North-South Joint Committee to meet with NI Under Secretary of State on Human Rights and Equality Impacts of Brexit
The Joint Committee will meet with the NI Under Secretary of State in Belfast this Friday (27th April) to discuss the human rights and equality impacts of the UK Withdrawal from the EU.
Parliamentary Under Secretary of State for Northern Ireland, Lord Duncan, will meet with the Joint Committee, which was established under the Belfast (Good Friday) Agreement to consider human rights issues in the island of Ireland, is made up of representatives of the Irish Human Rights and Equality Commission and the Northern Ireland Human Rights Commission. Lord Duncan will provide an update to the Joint Committee on the UK Withdrawal from the EU.
The Joint Committee meeting will be hosted at Stormont House, Belfast, and will consider a list of issues related to the UK Withdrawal, including a Common Travel Area, UK-EU Justice Cooperation, north-south equivalence of rights, and immigration checks. The Committee will also seek to develop its future programme of work.
Les Allamby, Chief Commissioner of the Northern Ireland Human Rights Commission, stated:
“We are pleased to host the Joint Committee in Northern Ireland at this crucial time. We welcome the engagement with Lord Duncan, particularly given his role in dealing with the EU Withdrawal Bill in the House of Lords. The Commissions recognise the importance of maintaining the equivalence of rights across the island of Ireland outlined in the Belfast (Good Friday) Agreement, and the commitment of the EU 27 and UK government to maintain the Agreement. We are keen to see how this can be maintained in practice. Our goal is to ensure no diminution of human rights protections for anyone.
We have outlined in our recent Joint statement how to mitigate concerns around citizenship rights and North-South equivalent equality and human rights protections and we will be raising these issues today with the Under Secretary of State. The Northern Ireland Office has recently approved funding for the Commission to undertake work as part of the Joint Committee. The Government of Ireland has also committed funding to the Irish Equality and Human Rights Commission for this work. Their ongoing commitment to this aspect of the Belfast (Good Friday) Agreement is recognised. “
Emily Logan, Chief Commissioner of the Irish Human Rights and Equality Commission, stated:
“The peace process was built on a shared vision of equal rights and equal respect on the island of Ireland, as framed by the Belfast (Good Friday) Agreement. The work of the Joint Committee is focused on enabling all sides of Brexit to ensure that their stated commitment to the Belfast (Good Friday) Agreement can be carried through to the final deal.
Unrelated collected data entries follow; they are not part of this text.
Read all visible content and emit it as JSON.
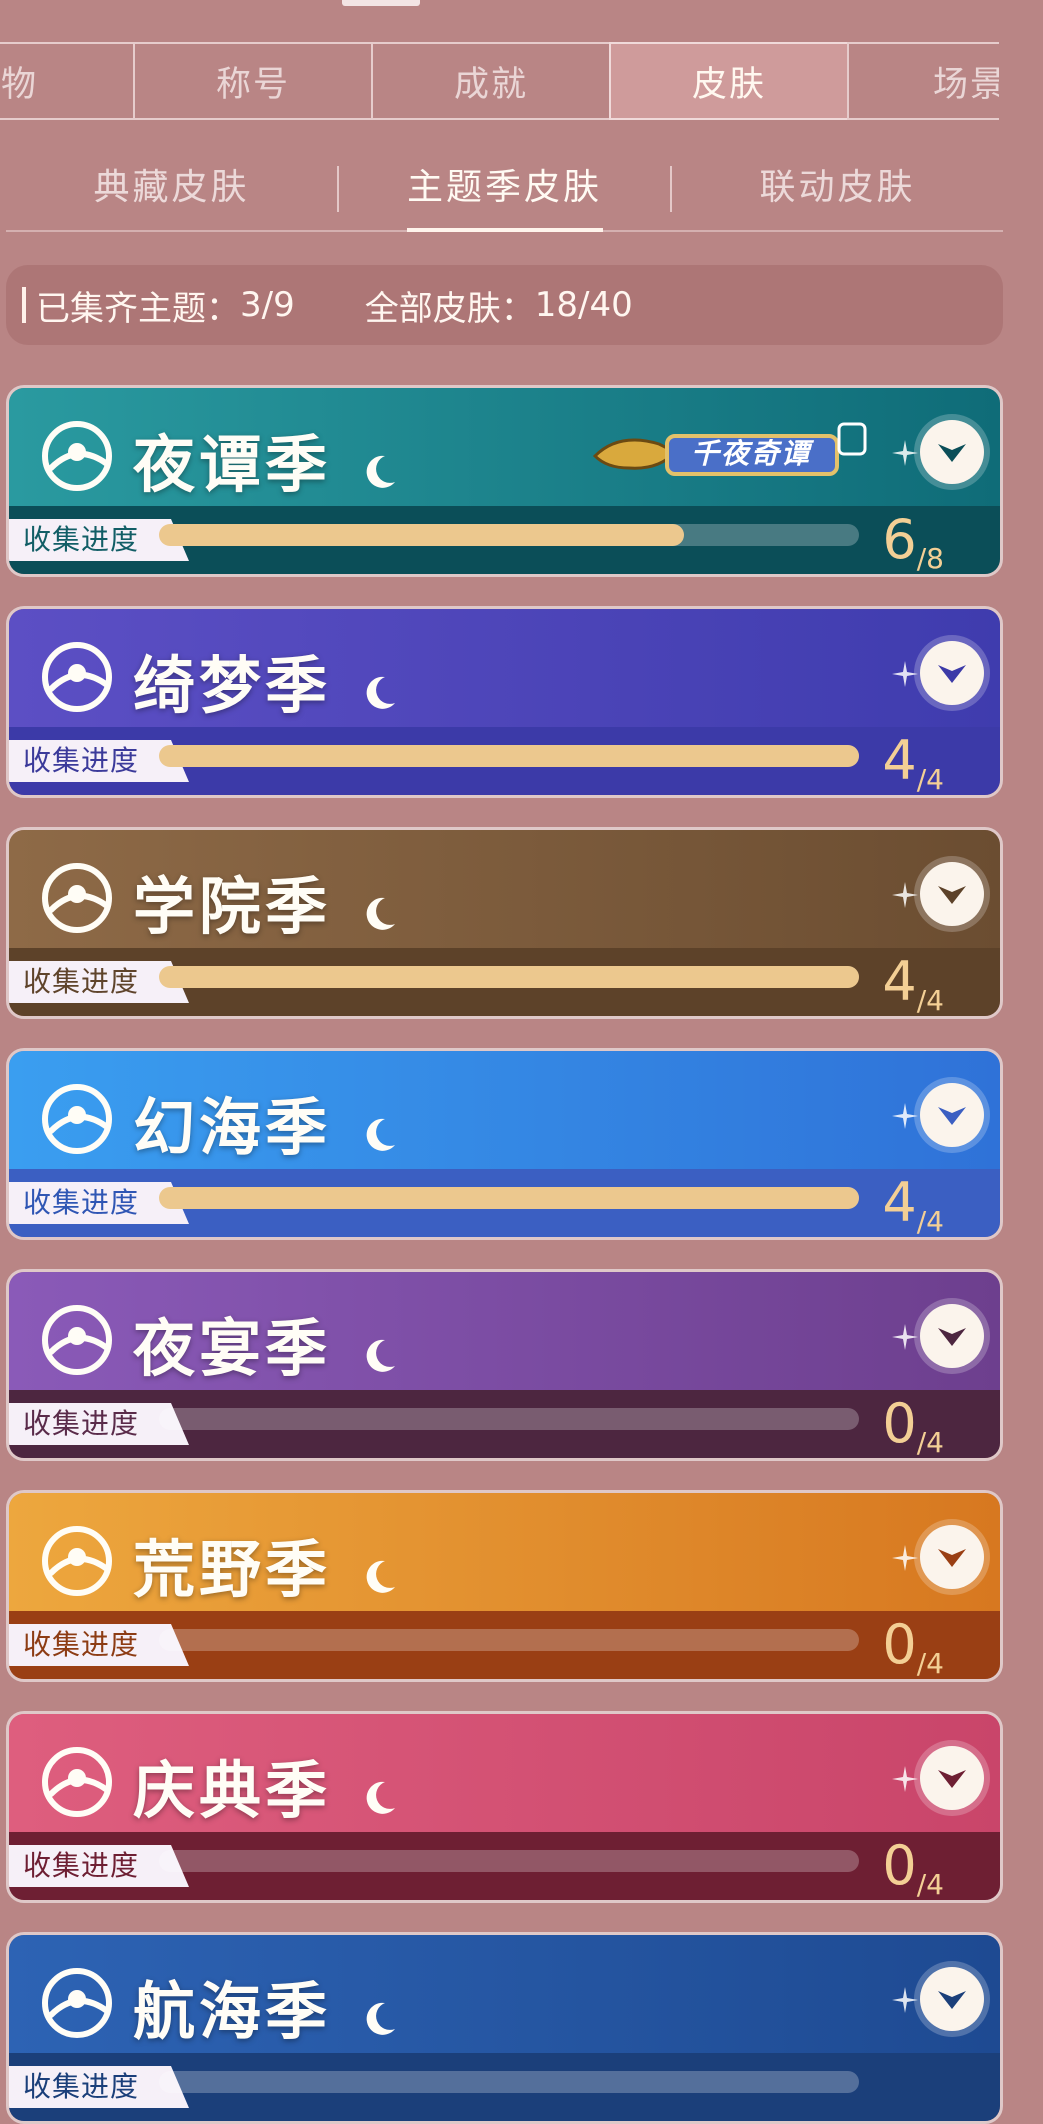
{
  "tabs": [
    {
      "label": "礼物",
      "active": false
    },
    {
      "label": "称号",
      "active": false
    },
    {
      "label": "成就",
      "active": false
    },
    {
      "label": "皮肤",
      "active": true
    },
    {
      "label": "场景",
      "active": false
    }
  ],
  "subtabs": [
    {
      "label": "典藏皮肤",
      "active": false
    },
    {
      "label": "主题季皮肤",
      "active": true
    },
    {
      "label": "联动皮肤",
      "active": false
    }
  ],
  "summary": {
    "themes_label": "已集齐主题：",
    "themes_value": "3/9",
    "skins_label": "全部皮肤：",
    "skins_value": "18/40"
  },
  "progress_label": "收集进度",
  "seasons": [
    {
      "name": "夜谭季",
      "collected": "6",
      "total": "/8",
      "progress": 0.75,
      "badge": "千夜奇谭",
      "top": "#2a9aa0",
      "top2": "#0f6c78",
      "bottom": "#0b4e58",
      "tag_text": "#125e66"
    },
    {
      "name": "绮梦季",
      "collected": "4",
      "total": "/4",
      "progress": 1.0,
      "top": "#5c4fc4",
      "top2": "#3f3cae",
      "bottom": "#3c3aa8",
      "tag_text": "#3b3a9a"
    },
    {
      "name": "学院季",
      "collected": "4",
      "total": "/4",
      "progress": 1.0,
      "top": "#8e6a47",
      "top2": "#6b4d31",
      "bottom": "#5d4229",
      "tag_text": "#5f442b"
    },
    {
      "name": "幻海季",
      "collected": "4",
      "total": "/4",
      "progress": 1.0,
      "top": "#3a9ef0",
      "top2": "#2f72d8",
      "bottom": "#3b5fc2",
      "tag_text": "#2f56b4"
    },
    {
      "name": "夜宴季",
      "collected": "0",
      "total": "/4",
      "progress": 0.0,
      "top": "#8a5ab8",
      "top2": "#6d3f8e",
      "bottom": "#4d2640",
      "tag_text": "#5a2b4a"
    },
    {
      "name": "荒野季",
      "collected": "0",
      "total": "/4",
      "progress": 0.0,
      "top": "#eda73e",
      "top2": "#d77820",
      "bottom": "#9a3f14",
      "tag_text": "#8d3c14"
    },
    {
      "name": "庆典季",
      "collected": "0",
      "total": "/4",
      "progress": 0.0,
      "top": "#de5e7e",
      "top2": "#c9456a",
      "bottom": "#6e1f33",
      "tag_text": "#6e1f33"
    },
    {
      "name": "航海季",
      "collected": "",
      "total": "",
      "progress": 0.0,
      "top": "#2d63b4",
      "top2": "#1e4a92",
      "bottom": "#1b3f7a",
      "tag_text": "#1b3f7a"
    }
  ]
}
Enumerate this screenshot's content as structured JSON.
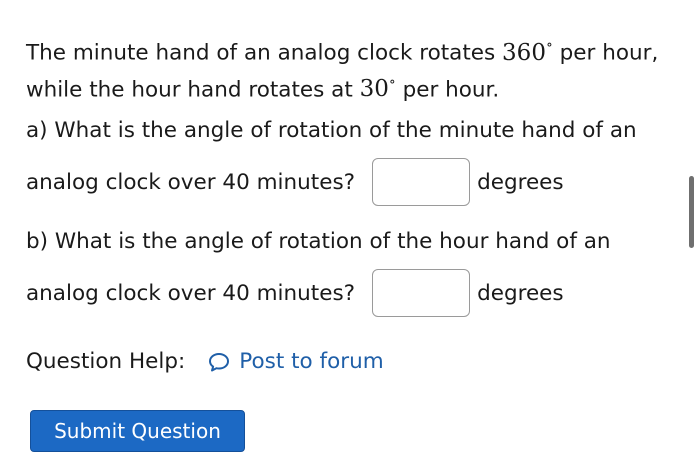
{
  "intro": {
    "text_before_360": "The minute hand of an analog clock rotates ",
    "minute_value": "360",
    "degree_symbol": "∘",
    "text_after_360": " per hour, while the hour hand rotates at ",
    "hour_value": "30",
    "text_end": " per hour."
  },
  "questions": [
    {
      "line1": "a)  What is the angle of rotation of the minute hand of an",
      "line2": "analog clock over 40 minutes?",
      "answer_value": "",
      "unit": "degrees"
    },
    {
      "line1": "b)  What is the angle of rotation of the hour hand of an",
      "line2": "analog clock over 40 minutes?",
      "answer_value": "",
      "unit": "degrees"
    }
  ],
  "help": {
    "label": "Question Help:",
    "forum_icon": "speech-bubble-icon",
    "forum_link": "Post to forum"
  },
  "submit": {
    "label": "Submit Question"
  },
  "colors": {
    "link": "#1f5fa8",
    "button_bg": "#1c69c4",
    "button_text": "#ffffff",
    "text": "#1a1a1a"
  }
}
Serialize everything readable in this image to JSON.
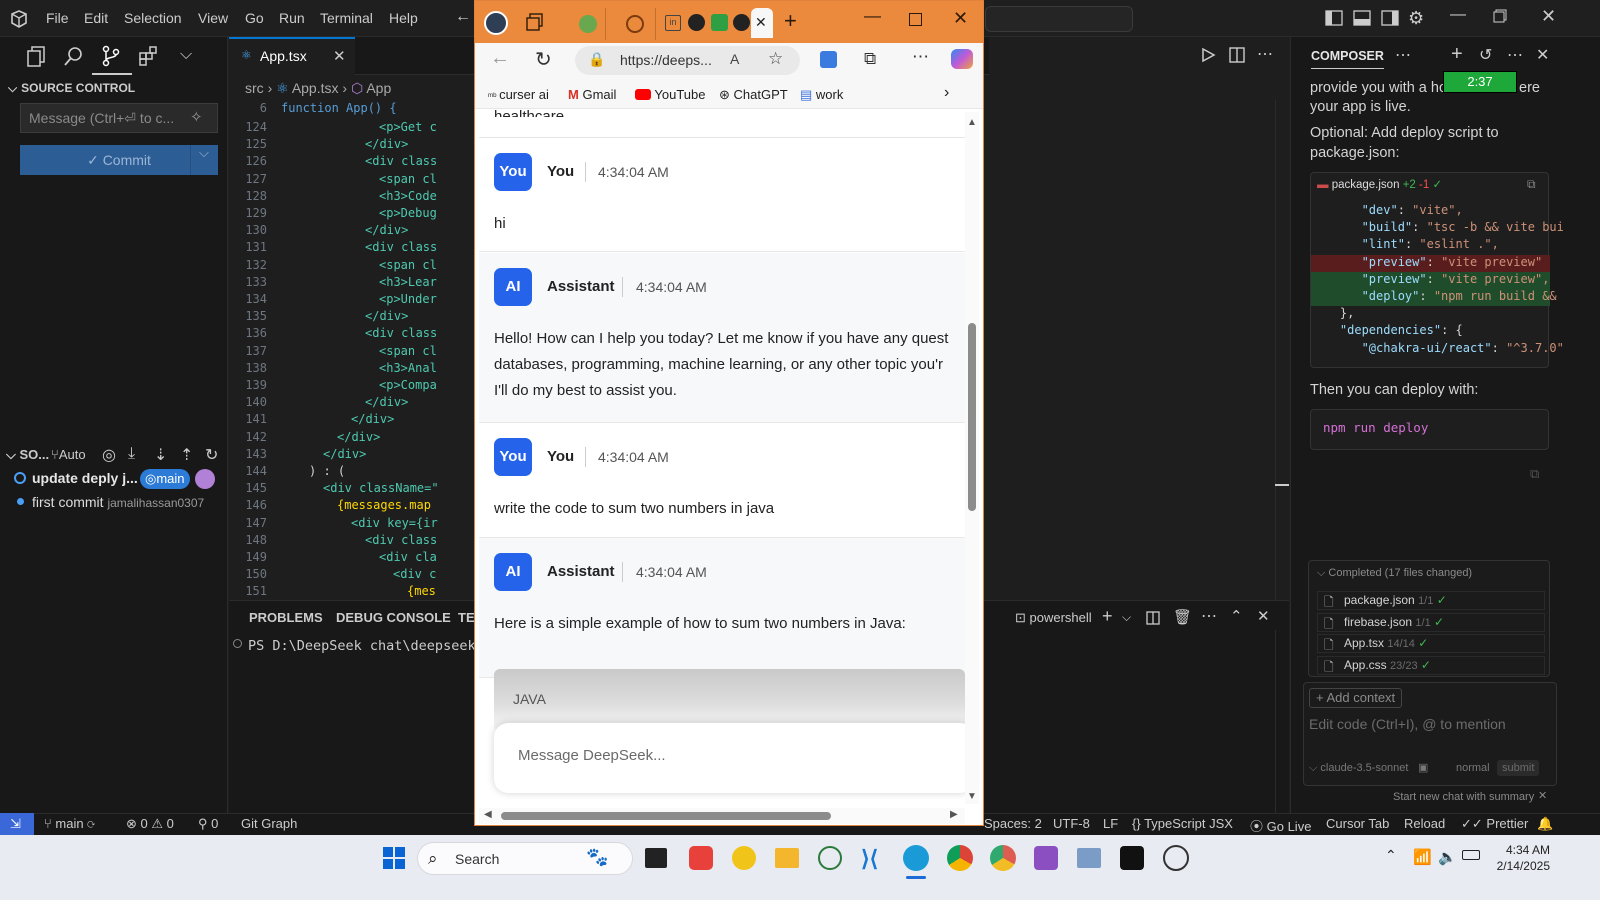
{
  "menubar": {
    "items": [
      "File",
      "Edit",
      "Selection",
      "View",
      "Go",
      "Run",
      "Terminal",
      "Help"
    ]
  },
  "sidebar": {
    "title": "SOURCE CONTROL",
    "message_placeholder": "Message (Ctrl+⏎ to c...",
    "commit_label": "✓ Commit",
    "graph_header": "SO...",
    "graph_auto": "Auto",
    "commits": [
      {
        "message": "update deply j...",
        "branch": "main"
      },
      {
        "message": "first commit",
        "author": "jamalihassan0307"
      }
    ]
  },
  "editor": {
    "tab_label": "App.tsx",
    "breadcrumb": [
      "src",
      "App.tsx",
      "App"
    ],
    "sticky_line": {
      "num": "6",
      "text": "function App() {"
    },
    "lines": [
      {
        "num": "124",
        "indent": 9,
        "text": "<p>Get c"
      },
      {
        "num": "125",
        "indent": 8,
        "text": "</div>"
      },
      {
        "num": "126",
        "indent": 8,
        "text": "<div class"
      },
      {
        "num": "127",
        "indent": 9,
        "text": "<span cl"
      },
      {
        "num": "128",
        "indent": 9,
        "text": "<h3>Code"
      },
      {
        "num": "129",
        "indent": 9,
        "text": "<p>Debug"
      },
      {
        "num": "130",
        "indent": 8,
        "text": "</div>"
      },
      {
        "num": "131",
        "indent": 8,
        "text": "<div class"
      },
      {
        "num": "132",
        "indent": 9,
        "text": "<span cl"
      },
      {
        "num": "133",
        "indent": 9,
        "text": "<h3>Lear"
      },
      {
        "num": "134",
        "indent": 9,
        "text": "<p>Under"
      },
      {
        "num": "135",
        "indent": 8,
        "text": "</div>"
      },
      {
        "num": "136",
        "indent": 8,
        "text": "<div class"
      },
      {
        "num": "137",
        "indent": 9,
        "text": "<span cl"
      },
      {
        "num": "138",
        "indent": 9,
        "text": "<h3>Anal"
      },
      {
        "num": "139",
        "indent": 9,
        "text": "<p>Compa"
      },
      {
        "num": "140",
        "indent": 8,
        "text": "</div>"
      },
      {
        "num": "141",
        "indent": 7,
        "text": "</div>"
      },
      {
        "num": "142",
        "indent": 6,
        "text": "</div>"
      },
      {
        "num": "143",
        "indent": 5,
        "text": "</div>"
      },
      {
        "num": "144",
        "indent": 4,
        "text": ") : ("
      },
      {
        "num": "145",
        "indent": 5,
        "text": "<div className=\""
      },
      {
        "num": "146",
        "indent": 6,
        "text": "{messages.map"
      },
      {
        "num": "147",
        "indent": 7,
        "text": "<div key={ir"
      },
      {
        "num": "148",
        "indent": 8,
        "text": "<div class"
      },
      {
        "num": "149",
        "indent": 9,
        "text": "<div cla"
      },
      {
        "num": "150",
        "indent": 10,
        "text": "<div c"
      },
      {
        "num": "151",
        "indent": 11,
        "text": "{mes"
      }
    ]
  },
  "panel": {
    "tabs": [
      "PROBLEMS",
      "DEBUG CONSOLE",
      "TE"
    ],
    "terminal_line": "PS D:\\DeepSeek chat\\deepseek-",
    "shell": "powershell"
  },
  "composer": {
    "title": "COMPOSER",
    "timer": "2:37",
    "text_top_1": "provide you with a ho",
    "text_top_1b": "ere",
    "text_top_2": "your app is live.",
    "text_optional": "Optional: Add deploy script to package.json:",
    "file_name": "package.json",
    "file_added": "+2",
    "file_removed": "-1",
    "code_lines": [
      {
        "key": "\"dev\"",
        "val": "\"vite\","
      },
      {
        "key": "\"build\"",
        "val": "\"tsc -b && vite bui"
      },
      {
        "key": "\"lint\"",
        "val": "\"eslint .\","
      },
      {
        "key": "\"preview\"",
        "val": "\"vite preview\""
      },
      {
        "key": "\"preview\"",
        "val": "\"vite preview\","
      },
      {
        "key": "\"deploy\"",
        "val": "\"npm run build &&"
      },
      {
        "key": "},",
        "val": ""
      },
      {
        "key": "\"dependencies\"",
        "val": "{"
      },
      {
        "key": "\"@chakra-ui/react\"",
        "val": "\"^3.7.0\""
      }
    ],
    "text_then": "Then you can deploy with:",
    "deploy_cmd": "npm run deploy",
    "completed_label": "Completed (17 files changed)",
    "files": [
      {
        "name": "package.json",
        "meta": "1/1"
      },
      {
        "name": "firebase.json",
        "meta": "1/1"
      },
      {
        "name": "App.tsx",
        "meta": "14/14"
      },
      {
        "name": "App.css",
        "meta": "23/23"
      }
    ],
    "add_context": "Add context",
    "input_placeholder": "Edit code (Ctrl+I), @ to mention",
    "model": "claude-3.5-sonnet",
    "mode": "normal",
    "submit": "submit",
    "new_chat": "Start new chat with summary"
  },
  "browser": {
    "url": "https://deeps...",
    "bookmarks": [
      "curser ai",
      "Gmail",
      "YouTube",
      "ChatGPT",
      "work"
    ],
    "cut_text": "healthcare.",
    "messages": [
      {
        "avatar": "You",
        "sender": "You",
        "time": "4:34:04 AM",
        "lines": [
          "hi"
        ]
      },
      {
        "avatar": "AI",
        "sender": "Assistant",
        "time": "4:34:04 AM",
        "lines": [
          "Hello! How can I help you today? Let me know if you have any quest",
          "databases, programming, machine learning, or any other topic you'r",
          "I'll do my best to assist you."
        ]
      },
      {
        "avatar": "You",
        "sender": "You",
        "time": "4:34:04 AM",
        "lines": [
          "write the code to sum two numbers in java"
        ]
      },
      {
        "avatar": "AI",
        "sender": "Assistant",
        "time": "4:34:04 AM",
        "lines": [
          "Here is a simple example of how to sum two numbers in Java:"
        ]
      }
    ],
    "code_lang": "JAVA",
    "input_placeholder": "Message DeepSeek..."
  },
  "statusbar": {
    "branch": "main",
    "errors": "0",
    "warnings": "0",
    "ports": "0",
    "git_graph": "Git Graph",
    "spaces": "Spaces: 2",
    "encoding": "UTF-8",
    "eol": "LF",
    "language": "TypeScript JSX",
    "go_live": "Go Live",
    "cursor_tab": "Cursor Tab",
    "reload": "Reload",
    "prettier": "Prettier"
  },
  "taskbar": {
    "search": "Search",
    "time": "4:34 AM",
    "date": "2/14/2025"
  },
  "colors": {
    "accent": "#0078d4",
    "browser_tabstrip": "#eb8a3c",
    "avatar": "#2563eb",
    "timer": "#1ea83a"
  }
}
“This engagement with Lord Duncan is timely and welcome, coming shortly after the Joint Committee hosted the Irish Minister for Foreign Affairs and Trade, Simon Coveney in Dublin.”
Notes to editor:
The Belfast/ Good Friday Agreement‘s section on rights, safeguards and equality of opportunities, provides for a joint committee of representatives of Irish Human Rights and Equality Commission and the Northern Ireland Human Rights Commission, as a North-South forum for consideration of human rights issues in the island of Ireland.
- The Joint Committee Established Under the Good Friday Agreement
The founding statutes of both the Irish Human Rights and Equality Commission and the Northern Ireland Human Rights Commission have ensured a formal basis in law for the Joint Committee.
The Irish Human Rights and Equality Commission is an independent public body, appointed by the President and directly accountable to the Oireachtas. The Commission has a statutory remit set out under the Irish Human Rights and Equality Commission Act (2014) to protect and promote human rights and equality in Ireland, and build a culture of respect for human rights, equality and intercultural understanding in the State.
The Irish Human Rights and Equality Commission is Ireland’s national human rights institution and is recognised as such by the United Nations. The Commission is also Ireland’s national equality body for the purpose of a range of EU anti-discrimination measures.
The Northern Ireland Human Rights Commission is an independent statutory body first proposed in the Belfast (Good Friday) Agreement (1998) and established in 1999 by the Northern Ireland Act (1998). It is answerable to Parliament at Westminster.
- In March 2018, the Joint Committee released a statement on the human rights and equality impacts of the UK Withdrawal from the EU, and also published a commissioned paper on Brexit issues following the 8 December agreement between the EU 27 and UK government.